Temerity gave a soft laugh, hoping it sounded genuine.
Another hotel worker watched them until they passed the threshold to the stairwell.
On the stairs, Temerity thought Ursula looked old, much older than forty, tired, and starved for sunlight. She’d not ventured outside Hotel Lux for almost three months.
— Ursula, Mikko was just showing off.
— Yes, and it could get us all in trouble. He should understand that. If he doesn’t, then you must make him understand.
As Temerity opened the stairwell door, she revealed yet another hotel worker, standing there as if by design. The three women nodded acknowledgement and continued on their paths.
Ursula sounded cheerful. —Shall we freshen up and make some supper?
The communal kitchen, where diapers might boil in one pot and fowl in another and still not cut through the lingering stench of vinegar, cabbage, and lard, left Temerity with little appetite. —Not hungry, thank you.
— At least have a cup of tea. You Britishers always want some tea.
— The samovar baffles me.
— I’ll do it. You go sit down, maybe write some letters.
Temerity almost laughed. —So I can give the hotel staff something new to read?
Ursula pretended not to hear.
Temerity told herself to be more considerate of her friend’s fears. —Thank you, Ursula. I’d love some tea.
NKVD Garage Number One. Same old spot, same old racket of execution’s gunfire, same old cars, Ford Model As, manufactured under license in Moscow, painted matte black and nicknamed ravens. Kostya nodded to the older officer in the passenger seat, Gleb Denisovich Kamenev, checked his watch — shortly before two in the morning — and eased the vehicle into the night.
Kostya’s latest argument with Arkady, days old now, still rattled about his head. The old man murmured about the machinery of revolution, gears loose and cogs jammed, purges misled. Arkady dared not mention the arrest of former NKVD chief Genrikh Yagoda, and Kostya, feeling at once loose and jammed himself, ignoring his memories of Spain, craved order and refused to think of Yagoda. He wanted to bury himself in work, as he’d always done, so he might silence not just Arkady’s sudden doubts but his own. You’re getting paranoid, he told Arkady. I’m out of hospital, and I just got a promotion. No one is out to get me. Or you.
Under the car’s wheels, asphalt surrendered to cobblestones. Contradictory signage, warning of construction and offering impossible detours, interrupted the headlight beams.

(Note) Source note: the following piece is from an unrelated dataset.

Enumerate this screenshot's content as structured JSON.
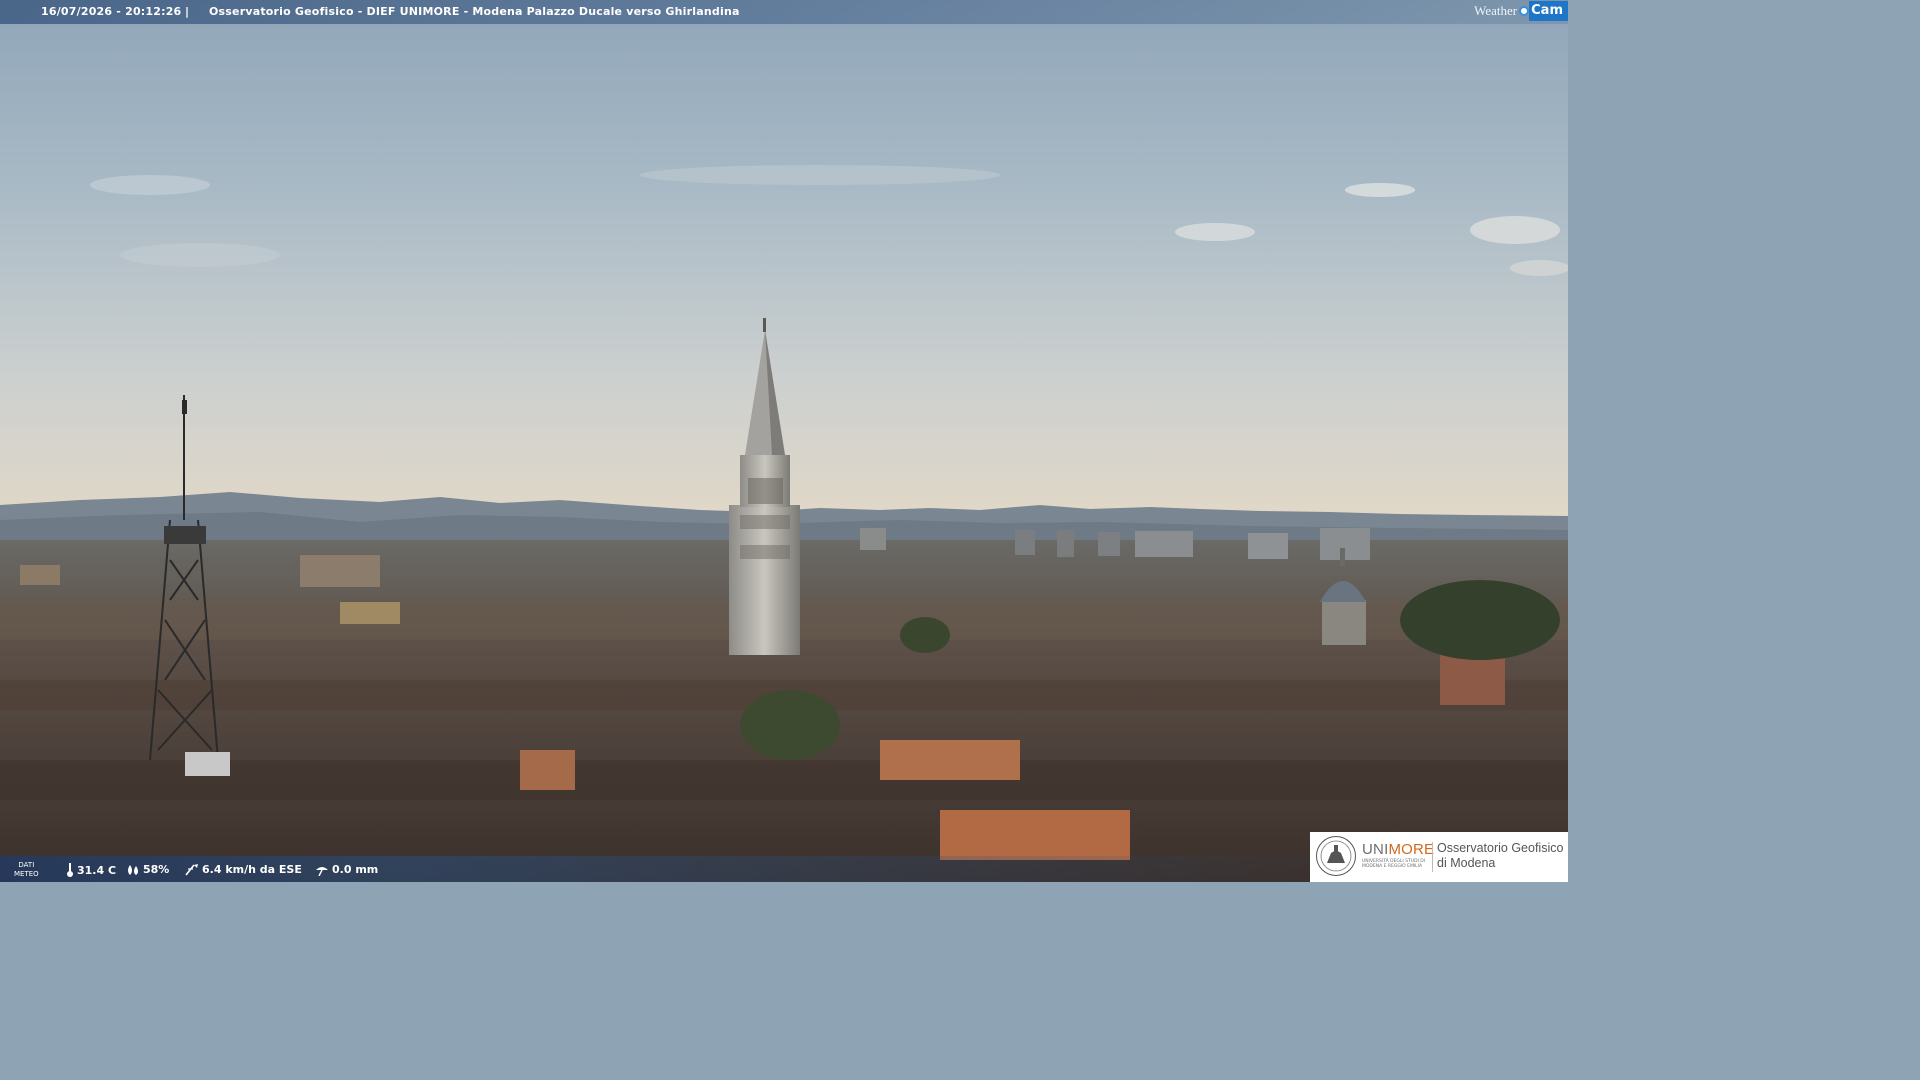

Kostya braked the car and peered through the windshield. —What the barrelling fuck is this?
Gleb gave the barest of grunts. Nonsensical road signs, an everyday occurrence, merited nothing else.
— That’s no help, Gleb Denisovich.
Shadows fell on Gleb’s thin face, hiding his drunkard’s flush. —If we turn left and take the alley behind the…no, wait, it’s blocked at one end.
Kostya closed his eyes and bowed his head. —Signs should make sense. I just want the signs to make sense. Am I asking too much?
Gleb grunted again, his tone disapproving. Smart officers knew better.
Kostya accelerated. Ignoring Gleb’s warnings of rough road and narrow ways, his doubts of just what punishment the car’s suspension could take, Kostya drove around the various signs and navigated by memory. Apart from knocking over a detour sign shaped like an arrow, he encountered no difficulty. Either the workers had completed the signalled construction, or, more likely, they’d not yet begun. Perhaps they waited on a permit.